Hace poco, dediqué una de mis entregas de este espacio a escribir sobre las expresiones populares que reclaman el fin de la impunidad, frente a actos vinculados al mal manejo en el uso de recursos públicos.Mi posición, como he tratado de que sea siempre, fue firme y con la intención de no dar espacio a interpretaciones erradas en torno a lo que pienso de este interesante momento que vive el país.
Interesante, porque gente de todos los sectores y clases sociales se han unido para exigir un nuevo orden en materia de aplicación de justicia, principalmente contra quienes aún entienden que el Estado dominicano es la mejor vía para obtener beneficios propios en detrimento de los intereses generales.
Por eso me identifico plenamente con estas acciones, aunque reitero que esta lucha tendría mayor apoyo si se desarrolla fuera del terreno político-partidario o con propósitos malsanos contra un Gobierno democráticamente electo.
Todo esto viene a recordación, porque luego de la marcha multitudinaria realizada en la capital he visto cierta distorsión del objetivo fundamental de estas acciones, que era insistir en el fin de la impunidad frente a comportamientos cuestionados o sospechosos de dolo.
Y ese era mi temor, que este esfuerzo colectivo que ha de recibir el apoyo incluso de las propias autoridades, porque serían los grandes beneficiarios, se contaminara con exigencias que más bien persiguen desacreditar al Presidente y de paso a toda la administración pública.
He escuchado voces que intentan proyectar la idea de que estamos frente a un sistema de corrupción apadrinado por el presidente Medina, a quien se ha llegado a señalar como el artífice de todos los males que se le imputan a este Gobierno.
Entonces esta lucha que reclama transparencia y justicia para los malos ciudadanos, de repente se ha vuelto una excusa para dejar escapar contundentes acusaciones y señalamientos contra la figura presidencial.
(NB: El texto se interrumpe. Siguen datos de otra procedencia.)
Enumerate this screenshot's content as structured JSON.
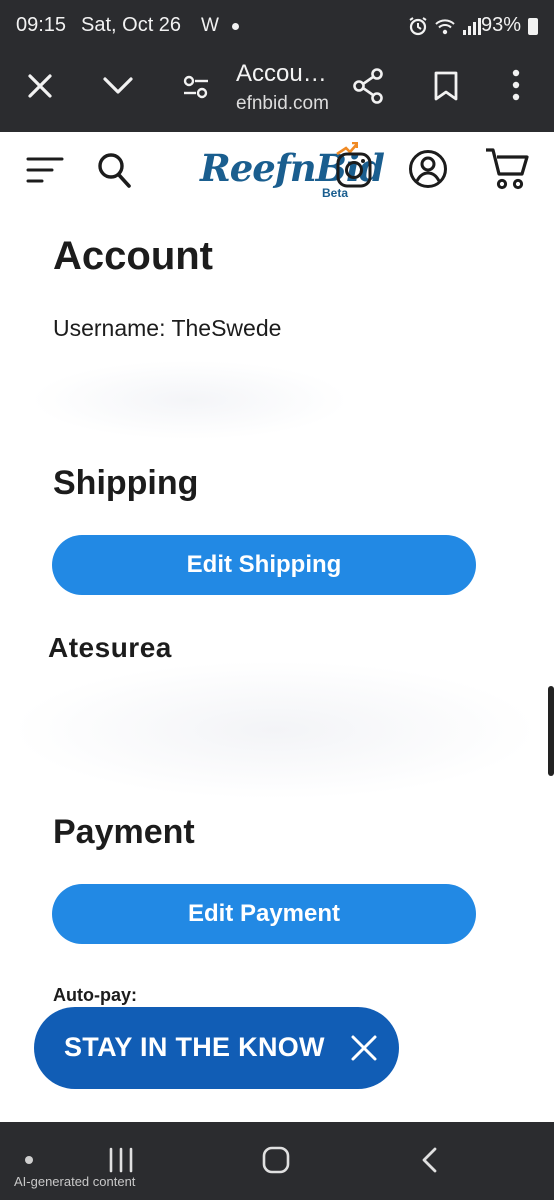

Y esto, a su vez, puede degenerar en caldo de cultivo de gestiones tendentes a alterar el orden público y la paz social que tanto nos ha costado lograr y que igual debemos defender.
La corrupción pública no es cosa nueva en República Dominicana, porque se corresponde con un modelo de conducta anacrónico del servidor público sin vocación de servicio, y que se ha ido expandiendo con el paso de los años. Pero sería exagerado afirmar que se trata de un flagelo entronizado en el Estado, de tal forma que no hay justos porque todos son pecadores.
Tener bien definido el objetivo que se persigue en un proceso de lucha, es el requisito número uno para obtener los resultados realmente deseados. De no ser así, se corre el riesgo de caer en el descrédito y, consecuentemente, en la pérdida de legitimidad.